A clinical test is needed as the FDA approves Fostamatinib/R406 in immune thrombocytopenia [83] and to determine its efficacy against SARS-CoV2. Rigel pharmaceuticals have already started the clinical trials of Fostamatinib/R406 [29]. The results obtained are quite encouraging and positive regarding reports published to date [27], [83]. According to the reports [27], [83], Fostamatinib meets the “primary endpoint of Safety in Phase 2 Clinical Trial” conducted in hospitalized patients affected with COVID-19. In addition to this, they have also enrolled themselves for Phase 3 clinical trial of fostamatinib/R406 to treat the same. But arriving at a specific conclusion needs time and more research analysis. In a nutshell, our computational research evidence discovers that Fostamatinib/R406 may be considered one of the strong contenders for COVID-19 treatment.

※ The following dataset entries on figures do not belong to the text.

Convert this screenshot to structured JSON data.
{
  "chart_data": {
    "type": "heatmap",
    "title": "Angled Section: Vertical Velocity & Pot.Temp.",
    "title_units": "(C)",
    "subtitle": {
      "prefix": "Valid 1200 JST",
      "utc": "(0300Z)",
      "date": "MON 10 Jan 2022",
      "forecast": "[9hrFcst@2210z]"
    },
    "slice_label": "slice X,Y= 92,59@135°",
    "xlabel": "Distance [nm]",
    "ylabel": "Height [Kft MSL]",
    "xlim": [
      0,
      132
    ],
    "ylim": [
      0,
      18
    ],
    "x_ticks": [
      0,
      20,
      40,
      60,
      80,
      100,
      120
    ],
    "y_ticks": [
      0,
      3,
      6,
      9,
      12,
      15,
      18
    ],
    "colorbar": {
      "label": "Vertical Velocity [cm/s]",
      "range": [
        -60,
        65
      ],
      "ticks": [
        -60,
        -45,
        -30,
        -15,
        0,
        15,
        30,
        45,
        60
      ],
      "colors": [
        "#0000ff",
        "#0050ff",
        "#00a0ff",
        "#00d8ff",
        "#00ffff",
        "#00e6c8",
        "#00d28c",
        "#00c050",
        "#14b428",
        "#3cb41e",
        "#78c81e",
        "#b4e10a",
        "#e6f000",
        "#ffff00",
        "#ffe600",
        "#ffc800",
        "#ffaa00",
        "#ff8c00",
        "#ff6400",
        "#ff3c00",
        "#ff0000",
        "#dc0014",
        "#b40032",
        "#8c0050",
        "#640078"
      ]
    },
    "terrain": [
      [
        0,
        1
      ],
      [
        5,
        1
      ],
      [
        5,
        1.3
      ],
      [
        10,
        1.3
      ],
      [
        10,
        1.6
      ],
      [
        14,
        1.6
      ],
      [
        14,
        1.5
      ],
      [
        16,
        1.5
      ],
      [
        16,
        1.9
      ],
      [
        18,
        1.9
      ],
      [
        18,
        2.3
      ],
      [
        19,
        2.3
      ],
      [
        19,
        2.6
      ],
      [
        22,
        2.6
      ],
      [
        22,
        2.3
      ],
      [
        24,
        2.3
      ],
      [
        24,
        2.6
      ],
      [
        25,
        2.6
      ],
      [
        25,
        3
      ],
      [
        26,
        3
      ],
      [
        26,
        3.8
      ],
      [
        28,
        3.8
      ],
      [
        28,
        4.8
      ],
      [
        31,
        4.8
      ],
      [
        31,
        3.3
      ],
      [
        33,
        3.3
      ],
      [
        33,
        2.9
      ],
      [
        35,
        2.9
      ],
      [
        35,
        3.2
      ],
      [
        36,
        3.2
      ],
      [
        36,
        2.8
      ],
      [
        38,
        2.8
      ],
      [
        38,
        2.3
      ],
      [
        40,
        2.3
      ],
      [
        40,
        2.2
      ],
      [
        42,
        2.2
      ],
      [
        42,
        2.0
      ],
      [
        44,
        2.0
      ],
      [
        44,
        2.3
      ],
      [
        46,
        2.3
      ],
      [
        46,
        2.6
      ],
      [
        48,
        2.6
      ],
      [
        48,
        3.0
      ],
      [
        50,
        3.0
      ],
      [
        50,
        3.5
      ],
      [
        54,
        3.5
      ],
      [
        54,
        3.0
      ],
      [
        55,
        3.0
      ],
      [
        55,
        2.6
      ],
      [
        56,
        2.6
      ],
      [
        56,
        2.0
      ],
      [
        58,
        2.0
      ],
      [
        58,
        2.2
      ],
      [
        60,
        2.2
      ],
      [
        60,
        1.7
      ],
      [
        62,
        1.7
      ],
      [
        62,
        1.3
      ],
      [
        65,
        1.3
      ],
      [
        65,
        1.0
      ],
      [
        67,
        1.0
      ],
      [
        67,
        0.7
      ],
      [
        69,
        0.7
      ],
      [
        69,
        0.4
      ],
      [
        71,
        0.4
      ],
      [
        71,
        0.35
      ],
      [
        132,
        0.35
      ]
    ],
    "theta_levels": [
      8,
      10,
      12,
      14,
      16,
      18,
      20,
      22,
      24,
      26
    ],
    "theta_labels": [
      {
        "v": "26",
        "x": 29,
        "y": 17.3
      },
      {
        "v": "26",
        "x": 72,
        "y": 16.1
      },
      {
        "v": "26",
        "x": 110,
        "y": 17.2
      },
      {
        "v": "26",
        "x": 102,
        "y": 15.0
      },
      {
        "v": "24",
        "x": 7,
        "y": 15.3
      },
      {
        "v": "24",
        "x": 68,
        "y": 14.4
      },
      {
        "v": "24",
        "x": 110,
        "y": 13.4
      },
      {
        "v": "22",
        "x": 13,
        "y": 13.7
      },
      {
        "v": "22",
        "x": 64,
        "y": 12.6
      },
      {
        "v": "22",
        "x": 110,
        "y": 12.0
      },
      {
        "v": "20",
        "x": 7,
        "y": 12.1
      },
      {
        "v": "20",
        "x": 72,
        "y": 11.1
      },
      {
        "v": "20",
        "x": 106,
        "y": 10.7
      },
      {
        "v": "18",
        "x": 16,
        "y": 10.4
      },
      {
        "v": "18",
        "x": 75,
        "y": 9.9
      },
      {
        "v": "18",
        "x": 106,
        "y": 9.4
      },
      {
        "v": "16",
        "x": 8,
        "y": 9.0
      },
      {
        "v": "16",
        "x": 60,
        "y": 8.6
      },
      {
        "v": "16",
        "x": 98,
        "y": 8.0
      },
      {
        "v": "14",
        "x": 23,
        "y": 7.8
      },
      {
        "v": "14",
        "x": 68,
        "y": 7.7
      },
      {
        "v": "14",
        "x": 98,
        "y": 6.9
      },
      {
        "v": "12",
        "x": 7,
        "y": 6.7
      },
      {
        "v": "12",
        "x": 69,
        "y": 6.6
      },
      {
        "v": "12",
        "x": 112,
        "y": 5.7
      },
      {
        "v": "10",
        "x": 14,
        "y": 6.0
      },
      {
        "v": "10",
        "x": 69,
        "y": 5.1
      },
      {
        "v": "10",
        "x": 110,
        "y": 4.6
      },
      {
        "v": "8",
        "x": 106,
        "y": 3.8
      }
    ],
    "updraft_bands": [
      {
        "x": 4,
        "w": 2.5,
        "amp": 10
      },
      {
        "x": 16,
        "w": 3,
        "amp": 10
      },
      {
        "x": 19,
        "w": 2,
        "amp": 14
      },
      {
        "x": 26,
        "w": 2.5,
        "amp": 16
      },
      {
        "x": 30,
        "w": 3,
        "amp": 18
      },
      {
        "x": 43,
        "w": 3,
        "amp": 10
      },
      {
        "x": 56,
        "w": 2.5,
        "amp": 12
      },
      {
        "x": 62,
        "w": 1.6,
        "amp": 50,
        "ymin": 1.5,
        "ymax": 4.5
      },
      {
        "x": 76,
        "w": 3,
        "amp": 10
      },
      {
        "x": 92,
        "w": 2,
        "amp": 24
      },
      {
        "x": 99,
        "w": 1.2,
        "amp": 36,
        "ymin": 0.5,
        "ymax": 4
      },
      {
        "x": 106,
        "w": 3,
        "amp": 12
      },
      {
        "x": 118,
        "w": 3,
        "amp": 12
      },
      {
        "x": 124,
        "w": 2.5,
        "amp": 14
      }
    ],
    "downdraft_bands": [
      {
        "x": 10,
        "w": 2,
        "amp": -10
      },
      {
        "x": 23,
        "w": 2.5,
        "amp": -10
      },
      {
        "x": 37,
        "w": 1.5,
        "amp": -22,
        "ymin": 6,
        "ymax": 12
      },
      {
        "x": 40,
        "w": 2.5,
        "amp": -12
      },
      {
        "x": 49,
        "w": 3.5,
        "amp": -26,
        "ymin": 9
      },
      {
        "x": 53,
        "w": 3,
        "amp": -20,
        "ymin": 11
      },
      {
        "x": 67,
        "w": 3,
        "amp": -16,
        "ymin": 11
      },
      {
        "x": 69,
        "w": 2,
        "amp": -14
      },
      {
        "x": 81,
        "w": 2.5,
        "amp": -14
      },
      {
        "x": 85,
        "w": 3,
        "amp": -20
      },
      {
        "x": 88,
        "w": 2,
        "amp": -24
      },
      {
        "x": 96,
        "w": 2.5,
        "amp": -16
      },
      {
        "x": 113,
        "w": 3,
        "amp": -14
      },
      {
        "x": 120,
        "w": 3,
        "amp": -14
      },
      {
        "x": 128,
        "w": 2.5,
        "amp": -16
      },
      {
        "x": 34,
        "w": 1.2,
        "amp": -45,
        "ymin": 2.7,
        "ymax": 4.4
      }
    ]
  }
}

CRediT authorship contribution statement

Sovan Saha: Conceptualization, Data curation, Methodology, Writing - original draft, Software. Anup Kumar Halder: Conceptualization, Data curation, Methodology, Writing - original draft, Software. Soumyendu Sekhar Bandyopadhyay: Data curation, Writing - original draft, Visualization. Piyali Chatterjee: Supervision, Investigation, Formal analysis, Writing - review & editing. Mita Nasipuri: Supervision, Project administration, Investigation, Formal analysis, Writing - review & editing. Debdas Bose: Formal analysis, Validation. Subhadip Basu: Supervision, Project administration, Investigation, Formal analysis, Data curation, Methodology, Writing - review & editing.

Declaration of Competing Interest

The authors declare that they have no known competing financial interests or personal relationships that could have appeared to influence the work reported in this paper.